Segundo o jornalista Bill Wyman, na revista The New Yorker, Jackson realizou a aspiração de muitos artistas ao cruzar fronteiras de mercado. “Ele conquistou uma popularidade e uma autonomia econômica nunca antes sonhadas por um artista negro”, escreveu. “Em meados dos anos 1980 era o maior astro negro da história ao evitar percepções convencionais de negritude.” Wyman afirma que o cantor, com sua voz infantil, aparência andrógina e pele cada vez mais branca, tornou literal o desejo de uma estética universal.

Desde os anos 1950, os brancos se apropriavam da música negra. A composição Tutti Frutti deu mais lucro interpretada por Pat Boone do que por Little Richard, um de seus autores. Jackson e seus quatro irmãos, os Jackson 5, almejavam grande audiência. Para isso contaram com Berry Gordy, fundador da Motown Records. Os artistas da gravadora de Detroit evitavam canções com conotações políticas ou sociais, “mais uma tentativa desavergonhada de atrair uma respeitabilidade burguesa”, segundo Jefferson. Contratados por Gordy em 1968, os Jackson 5 eram “sexualmente modernos e racialmente inofensivos”.

Em 1984, dois anos depois de seu lançamento, Thriller, o disco mais vendido da história, deixou o topo da parada de sucessos. Jackson saiu de moda no fim dos anos 1980 com a ascensão do hip-hop, gênero transformado em indústria bilionária, o único atualmente capaz de rivalizar com a hegemonia da country music nos EUA. Os rappers estabeleceram o fim do cruzamento de fronteiras. Eles não transigiram em questões raciais ou estéticas.

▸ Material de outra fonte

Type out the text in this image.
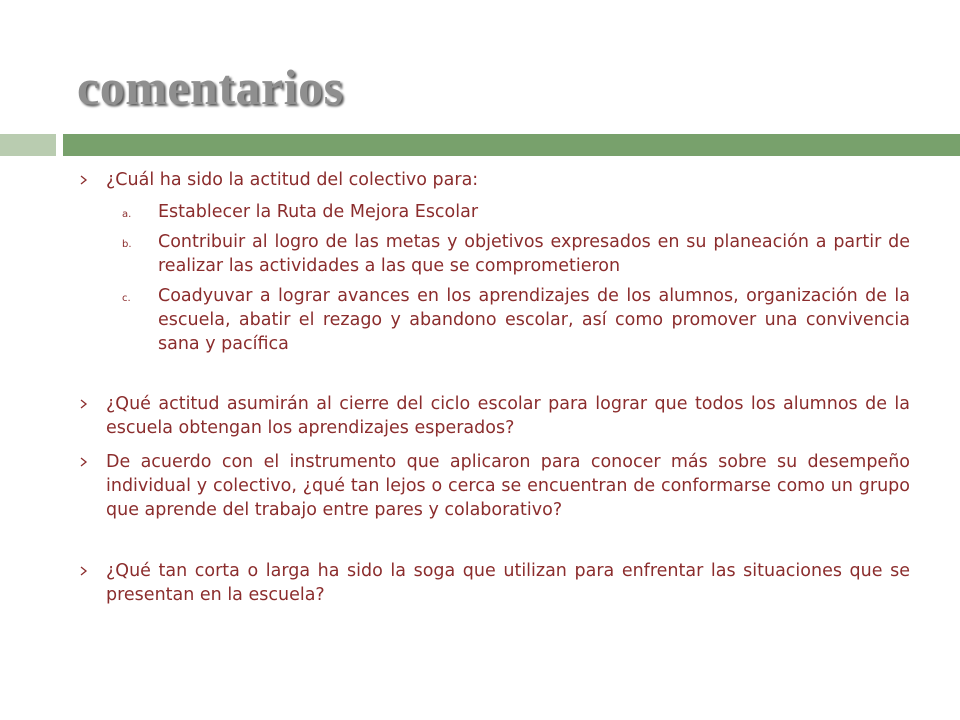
comentarios
¿Cuál ha sido la actitud del colectivo para:
a. Establecer la Ruta de Mejora Escolar
b. Contribuir al logro de las metas y objetivos expresados en su planeación a partir de realizar las actividades a las que se comprometieron
c. Coadyuvar a lograr avances en los aprendizajes de los alumnos, organización de la escuela, abatir el rezago y abandono escolar, así como promover una convivencia sana y pacífica
¿Qué actitud asumirán al cierre del ciclo escolar para lograr que todos los alumnos de la escuela obtengan los aprendizajes esperados?
De acuerdo con el instrumento que aplicaron para conocer más sobre su desempeño individual y colectivo, ¿qué tan lejos o cerca se encuentran de conformarse como un grupo que aprende del trabajo entre pares y colaborativo?
¿Qué tan corta o larga ha sido la soga que utilizan para enfrentar las situaciones que se presentan en la escuela?
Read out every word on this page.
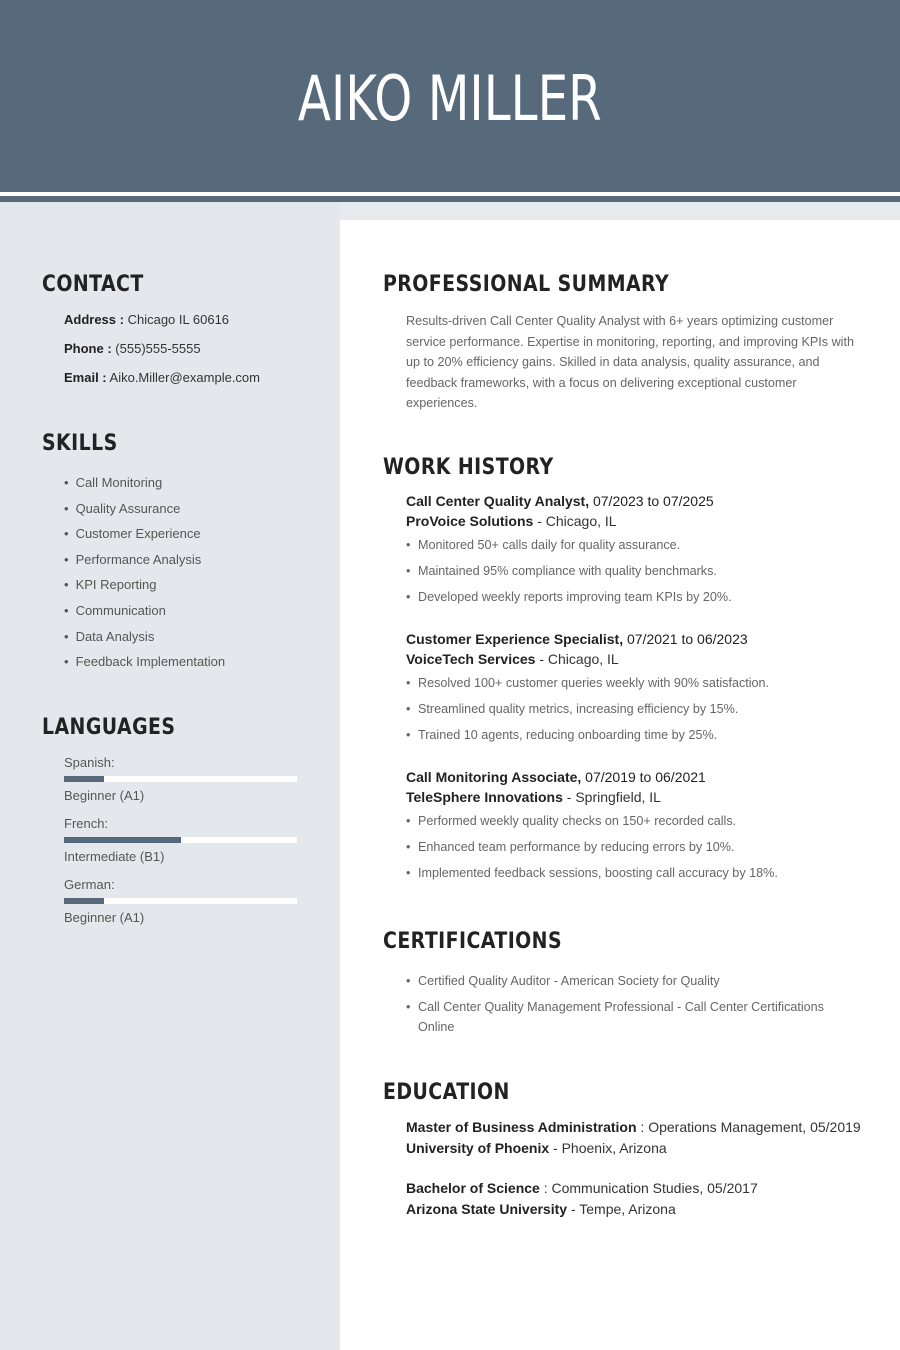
AIKO MILLER
CONTACT
Address : Chicago IL 60616
Phone : (555)555-5555
Email : Aiko.Miller@example.com
SKILLS
• Call Monitoring
• Quality Assurance
• Customer Experience
• Performance Analysis
• KPI Reporting
• Communication
• Data Analysis
• Feedback Implementation
LANGUAGES
Spanish:
Beginner (A1)
French:
Intermediate (B1)
German:
Beginner (A1)
PROFESSIONAL SUMMARY
Results-driven Call Center Quality Analyst with 6+ years optimizing customer service performance. Expertise in monitoring, reporting, and improving KPIs with up to 20% efficiency gains. Skilled in data analysis, quality assurance, and feedback frameworks, with a focus on delivering exceptional customer experiences.
WORK HISTORY
Call Center Quality Analyst, 07/2023 to 07/2025
ProVoice Solutions - Chicago, IL
• Monitored 50+ calls daily for quality assurance.
• Maintained 95% compliance with quality benchmarks.
• Developed weekly reports improving team KPIs by 20%.
Customer Experience Specialist, 07/2021 to 06/2023
VoiceTech Services - Chicago, IL
• Resolved 100+ customer queries weekly with 90% satisfaction.
• Streamlined quality metrics, increasing efficiency by 15%.
• Trained 10 agents, reducing onboarding time by 25%.
Call Monitoring Associate, 07/2019 to 06/2021
TeleSphere Innovations - Springfield, IL
• Performed weekly quality checks on 150+ recorded calls.
• Enhanced team performance by reducing errors by 10%.
• Implemented feedback sessions, boosting call accuracy by 18%.
CERTIFICATIONS
• Certified Quality Auditor - American Society for Quality
• Call Center Quality Management Professional - Call Center Certifications Online
EDUCATION
Master of Business Administration : Operations Management, 05/2019
University of Phoenix - Phoenix, Arizona
Bachelor of Science : Communication Studies, 05/2017
Arizona State University - Tempe, Arizona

A primeira acusação de pedofilia contra Jackson ocorreu em 1993. Para evitar o julgamento, ele fez um acordo multimilionário com a família do menor Jordan -Chandler. Dali em diante, de acordo com Untouchable, o rei do pop manteve uma relação destrutiva com a indústria do entretenimento. “No começo, ele entendeu como usá-la. Depois, subestimou o poder dela”, explica Jefferson. Para a crítica cultural, o drama da ambiguidade racial e sexual presente na arte de Jackson reflete ao extremo as contradições da sociedade norte-americana. Ela cita como exemplo a controvérsia em relação à identidade do presidente Barack Obama. “Nós o chamamos de afro-americano, pois o consideramos negro. Mas ele é meio negro, meio branco. A nossa cultura não tem uma linguagem ou mentalidade para reconhecer nuances e lidar com elas como um fato cotidiano.”